Mário de Andrade, de quem foi amigo, às vezes o definia como gênio visionário, às vezes como louco.

O português Francisco de Castro tinha dinheiro e tinha uma obsessão – construir um tipo de condomínio na metrópole que o projetasse enquanto líder comunitário e também lhe garantisse o futuro financeiro.

Em pleno Ano Zero do Modernismo, 1922, ele começou a construir uma vila no coração de São Paulo que se tornaria um monumento ao kitsch, ao pastiche: a Vila Itororó, uma área 10 mil metros quadrados no centro da cidade. Um ecletismo que resvala na provocação.

A vila, se fechar os olhos e imaginar, se assemelha às utopias perdidas que ainda habitam certas cidades do mundo (como Cristiânia, em Copenhague, na Dinamarca, uma comunidade no centro da cidade que tem sua própria Constituição).

Francisco de Castro usou, talvez pioneiramente na arquitetura, o conceito de reciclagem. Mandou rebocar os restos do Teatro São José, que havia sido reconstruído ao lado do Viaduto do Chá (segundo nos informa o leitor Roberto Abrantes), e usou suas carrancas neoclássicas na ornamentação do seu palacete – que é o centro da vila.

Fez a primeira piscina pública da cidade, no centro de seu conjunto.

Francisco de Castro morreu e a vila iniciou um progressivo processo de deterioração, que atingiu seu ápice há dois anos.
Virou cortiço, os últimos moradores foram expulsos em 2013.

E agora o velho sonho de se devolver a Vila Itororó à cidade parece ter tomado forma nos desvãos de suas ruínas. Um plano de R$ 54 milhões está em marcha, e isso já é imensamente sabido.

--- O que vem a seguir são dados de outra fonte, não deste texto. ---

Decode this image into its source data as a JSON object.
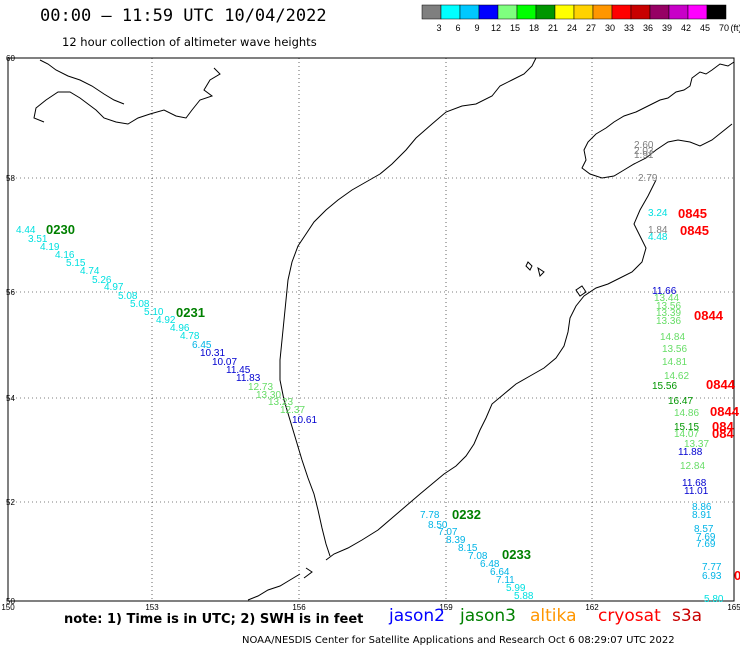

Há um centro cultural provisório no galpão da entrada, que está abrigando apresentações artísticas e debates.
É possível agendar visitas e percorrer o casario com um guia extremamente bem-informado.

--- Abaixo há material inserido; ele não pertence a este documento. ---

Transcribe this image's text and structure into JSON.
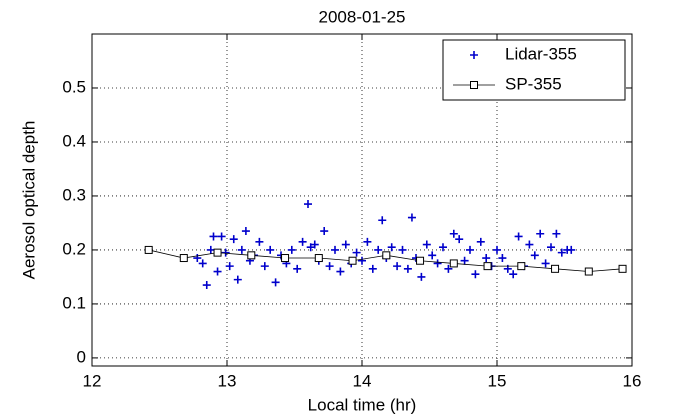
{
  "chart_data": {
    "type": "scatter",
    "title": "2008-01-25",
    "xlabel": "Local time (hr)",
    "ylabel": "Aerosol optical depth",
    "xlim": [
      12,
      16
    ],
    "xticks": [
      12,
      13,
      14,
      15,
      16
    ],
    "ylim": [
      -0.015,
      0.6
    ],
    "yticks": [
      0,
      0.1,
      0.2,
      0.3,
      0.4,
      0.5
    ],
    "grid": true,
    "legend": "upper right",
    "series": [
      {
        "name": "Lidar-355",
        "color": "#0000cc",
        "marker": "plus",
        "line": false,
        "x": [
          12.78,
          12.82,
          12.85,
          12.88,
          12.9,
          12.93,
          12.96,
          12.99,
          13.02,
          13.05,
          13.08,
          13.11,
          13.14,
          13.17,
          13.2,
          13.24,
          13.28,
          13.32,
          13.36,
          13.4,
          13.44,
          13.48,
          13.52,
          13.56,
          13.6,
          13.62,
          13.65,
          13.68,
          13.72,
          13.76,
          13.8,
          13.84,
          13.88,
          13.92,
          13.96,
          14.0,
          14.04,
          14.08,
          14.12,
          14.15,
          14.18,
          14.22,
          14.26,
          14.3,
          14.34,
          14.37,
          14.4,
          14.44,
          14.48,
          14.52,
          14.56,
          14.6,
          14.64,
          14.68,
          14.72,
          14.76,
          14.8,
          14.84,
          14.88,
          14.92,
          14.96,
          15.0,
          15.04,
          15.08,
          15.12,
          15.16,
          15.2,
          15.24,
          15.28,
          15.32,
          15.36,
          15.4,
          15.44,
          15.48,
          15.52,
          15.55
        ],
        "values": [
          0.185,
          0.175,
          0.135,
          0.2,
          0.225,
          0.16,
          0.225,
          0.195,
          0.17,
          0.22,
          0.145,
          0.2,
          0.235,
          0.18,
          0.19,
          0.215,
          0.17,
          0.2,
          0.14,
          0.19,
          0.175,
          0.2,
          0.165,
          0.215,
          0.285,
          0.205,
          0.21,
          0.18,
          0.235,
          0.17,
          0.2,
          0.16,
          0.21,
          0.175,
          0.195,
          0.18,
          0.215,
          0.165,
          0.2,
          0.255,
          0.185,
          0.205,
          0.17,
          0.2,
          0.165,
          0.26,
          0.185,
          0.15,
          0.21,
          0.19,
          0.175,
          0.205,
          0.165,
          0.23,
          0.22,
          0.18,
          0.2,
          0.155,
          0.215,
          0.185,
          0.17,
          0.2,
          0.185,
          0.165,
          0.155,
          0.225,
          0.17,
          0.21,
          0.19,
          0.23,
          0.175,
          0.205,
          0.23,
          0.195,
          0.2,
          0.2
        ]
      },
      {
        "name": "SP-355",
        "color": "#000000",
        "marker": "square",
        "line": true,
        "x": [
          12.42,
          12.68,
          12.93,
          13.18,
          13.43,
          13.68,
          13.93,
          14.18,
          14.43,
          14.68,
          14.93,
          15.18,
          15.43,
          15.68,
          15.93
        ],
        "values": [
          0.2,
          0.185,
          0.195,
          0.19,
          0.185,
          0.185,
          0.18,
          0.19,
          0.18,
          0.175,
          0.17,
          0.17,
          0.165,
          0.16,
          0.165
        ]
      }
    ]
  }
}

Fomos num grupo de 13 ontem, a 8ª visita desde que tudo começou.
Havia dois franceses, dois fotógrafos das imediações, estudantes de história.
O francês quis saber se a água do riacho Itororó que ainda corre nos fundos da casa, em algumas cisternas cobertas por lajes, é potável.

Sim, ela é própria para o consumo humano, talvez seja usada para regar uma horta comunitária que o projeto prevê ali nos fundos.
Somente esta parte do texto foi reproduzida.